RDC : Journalistes traqués dans les ombres armées de l’Est

Dans l’Est de la République démocratique du Congo, le climat sécuritaire autour de la liberté de la presse se détériore sous l’effet des violences attribuées à divers groupes armés, dont l’AFC/M23. Selon un rapport du Bureau conjoint des Nations Unies aux droits de l’homme (BCNUDH) couvrant février 2026 et publié le 6 avril, plusieurs violations ont été documentées, touchant notamment des journalistes enlevés dans les zones sous contrôle rebelle au Sud-Kivu. Neuf victimes ont été recensées, dont une femme, dans un contexte où l’espace civique continue de se rétrécir malgré une baisse statistique des cas par rapport au mois précédent.
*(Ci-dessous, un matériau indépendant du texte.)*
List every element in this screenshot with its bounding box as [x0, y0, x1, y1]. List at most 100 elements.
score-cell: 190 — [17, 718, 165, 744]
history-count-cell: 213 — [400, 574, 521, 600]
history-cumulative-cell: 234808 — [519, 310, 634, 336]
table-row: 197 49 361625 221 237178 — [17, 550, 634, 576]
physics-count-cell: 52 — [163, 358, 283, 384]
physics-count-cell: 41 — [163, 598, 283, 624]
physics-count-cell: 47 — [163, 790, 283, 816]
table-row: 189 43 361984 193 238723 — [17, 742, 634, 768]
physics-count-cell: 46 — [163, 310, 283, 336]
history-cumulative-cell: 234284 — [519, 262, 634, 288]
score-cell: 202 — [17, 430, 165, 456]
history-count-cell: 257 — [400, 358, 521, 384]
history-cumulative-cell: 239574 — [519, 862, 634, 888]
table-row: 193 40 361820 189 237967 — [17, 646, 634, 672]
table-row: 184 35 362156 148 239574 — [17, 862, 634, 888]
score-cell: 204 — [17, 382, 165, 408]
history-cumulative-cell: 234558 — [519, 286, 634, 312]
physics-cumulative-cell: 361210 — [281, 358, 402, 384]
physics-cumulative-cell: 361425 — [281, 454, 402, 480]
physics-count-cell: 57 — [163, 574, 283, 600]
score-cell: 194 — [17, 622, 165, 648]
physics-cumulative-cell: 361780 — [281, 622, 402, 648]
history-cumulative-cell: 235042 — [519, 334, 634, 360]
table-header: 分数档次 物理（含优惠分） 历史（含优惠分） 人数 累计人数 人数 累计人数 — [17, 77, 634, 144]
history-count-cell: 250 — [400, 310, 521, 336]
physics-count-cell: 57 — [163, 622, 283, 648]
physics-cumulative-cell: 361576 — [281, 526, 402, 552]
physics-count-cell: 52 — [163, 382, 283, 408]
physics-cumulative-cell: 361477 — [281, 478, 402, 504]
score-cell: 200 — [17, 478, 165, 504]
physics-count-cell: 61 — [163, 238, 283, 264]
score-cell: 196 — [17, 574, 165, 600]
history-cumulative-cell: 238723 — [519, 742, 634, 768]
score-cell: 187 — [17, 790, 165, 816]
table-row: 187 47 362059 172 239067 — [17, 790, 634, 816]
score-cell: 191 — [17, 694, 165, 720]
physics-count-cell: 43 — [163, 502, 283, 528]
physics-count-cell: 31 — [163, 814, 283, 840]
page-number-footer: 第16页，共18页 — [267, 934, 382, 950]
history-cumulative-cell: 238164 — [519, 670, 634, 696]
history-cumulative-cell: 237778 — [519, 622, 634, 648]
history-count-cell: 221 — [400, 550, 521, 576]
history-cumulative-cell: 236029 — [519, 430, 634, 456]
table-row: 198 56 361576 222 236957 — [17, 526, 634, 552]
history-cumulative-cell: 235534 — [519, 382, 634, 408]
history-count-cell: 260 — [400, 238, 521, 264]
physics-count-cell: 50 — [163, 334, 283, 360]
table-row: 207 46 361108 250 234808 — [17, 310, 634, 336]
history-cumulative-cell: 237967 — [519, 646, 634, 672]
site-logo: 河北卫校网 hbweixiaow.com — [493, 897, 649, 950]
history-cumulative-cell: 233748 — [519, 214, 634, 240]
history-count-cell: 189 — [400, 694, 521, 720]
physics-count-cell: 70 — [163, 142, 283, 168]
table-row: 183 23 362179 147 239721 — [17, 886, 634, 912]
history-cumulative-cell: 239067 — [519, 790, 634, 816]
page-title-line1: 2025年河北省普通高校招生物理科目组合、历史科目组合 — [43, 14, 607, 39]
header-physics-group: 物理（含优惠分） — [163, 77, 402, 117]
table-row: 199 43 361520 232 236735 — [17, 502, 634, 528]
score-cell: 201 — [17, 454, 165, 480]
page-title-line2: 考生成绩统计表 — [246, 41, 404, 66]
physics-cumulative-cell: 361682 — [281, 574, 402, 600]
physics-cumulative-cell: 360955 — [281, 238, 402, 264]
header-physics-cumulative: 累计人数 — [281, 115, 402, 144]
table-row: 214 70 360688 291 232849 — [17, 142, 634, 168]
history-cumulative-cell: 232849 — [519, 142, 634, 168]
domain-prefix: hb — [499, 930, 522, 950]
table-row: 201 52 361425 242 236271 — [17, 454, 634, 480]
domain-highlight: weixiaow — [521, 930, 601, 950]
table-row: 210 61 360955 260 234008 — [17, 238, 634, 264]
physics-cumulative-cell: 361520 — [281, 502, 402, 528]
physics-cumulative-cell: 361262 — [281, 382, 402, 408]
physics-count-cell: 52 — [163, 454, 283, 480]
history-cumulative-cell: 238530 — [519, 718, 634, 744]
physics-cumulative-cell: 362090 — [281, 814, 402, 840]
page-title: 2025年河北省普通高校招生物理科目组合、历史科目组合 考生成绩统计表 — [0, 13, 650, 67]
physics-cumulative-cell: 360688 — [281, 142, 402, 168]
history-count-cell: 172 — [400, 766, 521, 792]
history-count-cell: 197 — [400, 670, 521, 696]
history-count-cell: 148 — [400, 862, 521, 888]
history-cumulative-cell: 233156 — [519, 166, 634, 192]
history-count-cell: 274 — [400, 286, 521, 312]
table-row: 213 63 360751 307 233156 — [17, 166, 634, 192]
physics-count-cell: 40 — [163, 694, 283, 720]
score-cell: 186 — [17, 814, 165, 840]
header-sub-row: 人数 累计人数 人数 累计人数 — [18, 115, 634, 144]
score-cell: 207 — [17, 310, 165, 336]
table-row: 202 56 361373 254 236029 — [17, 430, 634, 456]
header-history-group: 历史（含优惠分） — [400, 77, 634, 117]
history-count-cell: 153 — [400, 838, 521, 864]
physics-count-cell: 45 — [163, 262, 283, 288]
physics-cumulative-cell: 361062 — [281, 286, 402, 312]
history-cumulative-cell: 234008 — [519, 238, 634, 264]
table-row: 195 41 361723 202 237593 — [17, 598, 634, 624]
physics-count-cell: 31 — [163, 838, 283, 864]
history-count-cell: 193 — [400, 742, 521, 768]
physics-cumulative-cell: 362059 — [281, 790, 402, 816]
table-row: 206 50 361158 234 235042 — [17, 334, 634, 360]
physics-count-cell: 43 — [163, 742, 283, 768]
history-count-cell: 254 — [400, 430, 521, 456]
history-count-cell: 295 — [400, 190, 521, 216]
Plumes brisées dans le silence armé

Dans les territoires du Sud-Kivu, la parole journalistique devient un risque. Des journalistes sont enlevés pour avoir couvert des faits non autorisés par les autorités locales de l’AFC/M23. À Kamanyola, un enseignant-journaliste aurait été extrait de sa salle de classe après la publication d’un article sensible. « Il a été conduit vers une destination inconnue », rapporte le BCNUDH, dans une langue administrative qui masque mal la violence du geste.

Territoires sous autorisation de dire

L’information circule sous condition. Dans certaines zones, écrire devient une permission, non un droit. Le contrôle des contenus, l’exigence d’autorisation préalable et les enlèvements ciblés dessinent une géographie de la presse sous contrainte, où chaque mot peut devenir une accusation.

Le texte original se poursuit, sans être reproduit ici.